Tuesday, February 10, 2015

Small Business, Self-Employed or Independent Contractor?

GALLOP: U.S. Small-Business Owners' Optimism Highest Since 2008:

"U.S. small-business owners are the most optimistic they have been in seven years ... and reflects optimism in small-business owners' views of both their current situation and their expectations for the future."

Gallop Poll Small Business

But what exactly is a "small business"? For their methodology, Gallup says they interviewed 600 U.S. business owners by telephone using samples compiled by Dun & Bradstreet among small-business owners with between $50,000 and $20 million in sales or revenue.

Bloomberg reported that a new definition of what constitutes a "small business" was being considered by the Treasury Department which places the upper limit for a small business at $10 million in annual gross income or deductions. Edward Kleinbard, a law professor at the University of Southern California, said: “Before this, you had the largest law firms in America with revenues over $1 billion, and they were being treated as small businesses. That’s just preposterous on its face.”

The Census Bureau does not define small or large business, but provides statistics that allow users to define business categories in any of several ways (see below). According to the US Census Bureau statistics, while there are more than 27 million businesses operating in the United States, only 655,587 of them employ 20 or more employees.

* Click chart to enlarge
All U.S. firms, number employees, revenues

In fact, the majority of U.S. small businesses are very small. A whopping 21 million are "nonemployers." In other words, they are self-employed individuals who pay taxes, but are not counted in the monthly jobs reports that are based on payroll data (because they do not have a payroll).
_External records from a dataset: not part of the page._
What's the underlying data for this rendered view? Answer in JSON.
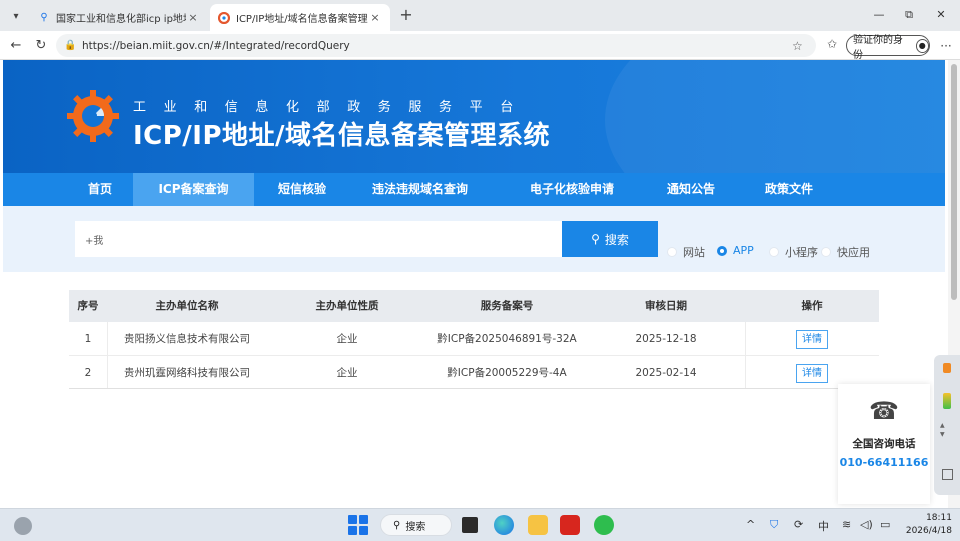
{
  "browser": {
    "tabs": [
      {
        "title": "国家工业和信息化部icp ip地址域名",
        "close": "×"
      },
      {
        "title": "ICP/IP地址/域名信息备案管理系统",
        "close": "×"
      }
    ],
    "new_tab": "+",
    "url": "https://beian.miit.gov.cn/#/Integrated/recordQuery",
    "verify_identity_label": "验证你的身份",
    "window_controls": [
      "—",
      "⧉",
      "✕"
    ]
  },
  "site": {
    "subtitle": "工业和信息化部政务服务平台",
    "title": "ICP/IP地址/域名信息备案管理系统",
    "nav": [
      {
        "label": "首页"
      },
      {
        "label": "ICP备案查询",
        "active": true
      },
      {
        "label": "短信核验"
      },
      {
        "label": "违法违规域名查询"
      },
      {
        "label": "电子化核验申请"
      },
      {
        "label": "通知公告"
      },
      {
        "label": "政策文件"
      }
    ]
  },
  "search": {
    "input_value": "+我",
    "button_label": "搜索",
    "types": [
      {
        "label": "网站",
        "checked": false
      },
      {
        "label": "APP",
        "checked": true
      },
      {
        "label": "小程序",
        "checked": false
      },
      {
        "label": "快应用",
        "checked": false
      }
    ]
  },
  "results": {
    "headers": [
      "序号",
      "主办单位名称",
      "主办单位性质",
      "服务备案号",
      "审核日期",
      "操作"
    ],
    "rows": [
      {
        "index": "1",
        "org_name": "贵阳扬义信息技术有限公司",
        "org_type": "企业",
        "record_no": "黔ICP备2025046891号-32A",
        "date": "2025-12-18",
        "action": "详情"
      },
      {
        "index": "2",
        "org_name": "贵州玑霆网络科技有限公司",
        "org_type": "企业",
        "record_no": "黔ICP备20005229号-4A",
        "date": "2025-02-14",
        "action": "详情"
      }
    ]
  },
  "hotline": {
    "title": "全国咨询电话",
    "number": "010-66411166"
  },
  "taskbar": {
    "search_label": "搜索",
    "ime": "中",
    "time": "18:11",
    "date": "2026/4/18"
  },
  "colors": {
    "brand_blue": "#1a86e6",
    "banner_dark": "#0a63c4",
    "active_nav": "#4aa4f0",
    "search_panel": "#e9f2fc"
  }
}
Of the 3.7 million of those with payrolls (who have 1 to 4 employees, or just self-employed), 11,000 were funds hedge funds — and another 3,300 were private equity firms.

And in all firms, there is an unknown number are independent contractors. But in 2006, the Government Accountability Office (GAO) released a report which indicated that 42.6 million workers were either independent or contingentand included the following work categories:

• Agency temporary workers
• Contract company workers
• Day laborers
• Direct-hire temps
• Independent contractors
• On-call workers
• Self-employed workers
• Standard part-time workers

Robert Reich:" By the 1950s, when 35 percent of private-sector workers belonged to a labor union, they were able to negotiate higher wages and better working conditions than employers would otherwise have been “happy” to provide. But now we seem to be heading back to nineteenth century. Corporations are shifting full-time work onto temps, free-lancers, and contract workers who fall outside the labor protections established decades ago."

Money News: "The supply of unskilled labor is still pretty plentiful," said George Corona, chief operations officer at Kelly Services, one of the country's largest providers of temporary employees for light assembly plants and distribution centers ... Staffing agencies have played a growing role in the U.S. economy as companies have relied increasingly on temp hires. Temporary jobs accounted for a record-high 2.1 percent of total employment last year, about twice its share in 1990."

Times Record: "While 2014 was the strongest year of job gains in the recovery from the 2007-09 recession, rising output is not yet translating into substantial wage gains for the workers of Kelly Services, one of the country’s largest providers of temporary employees."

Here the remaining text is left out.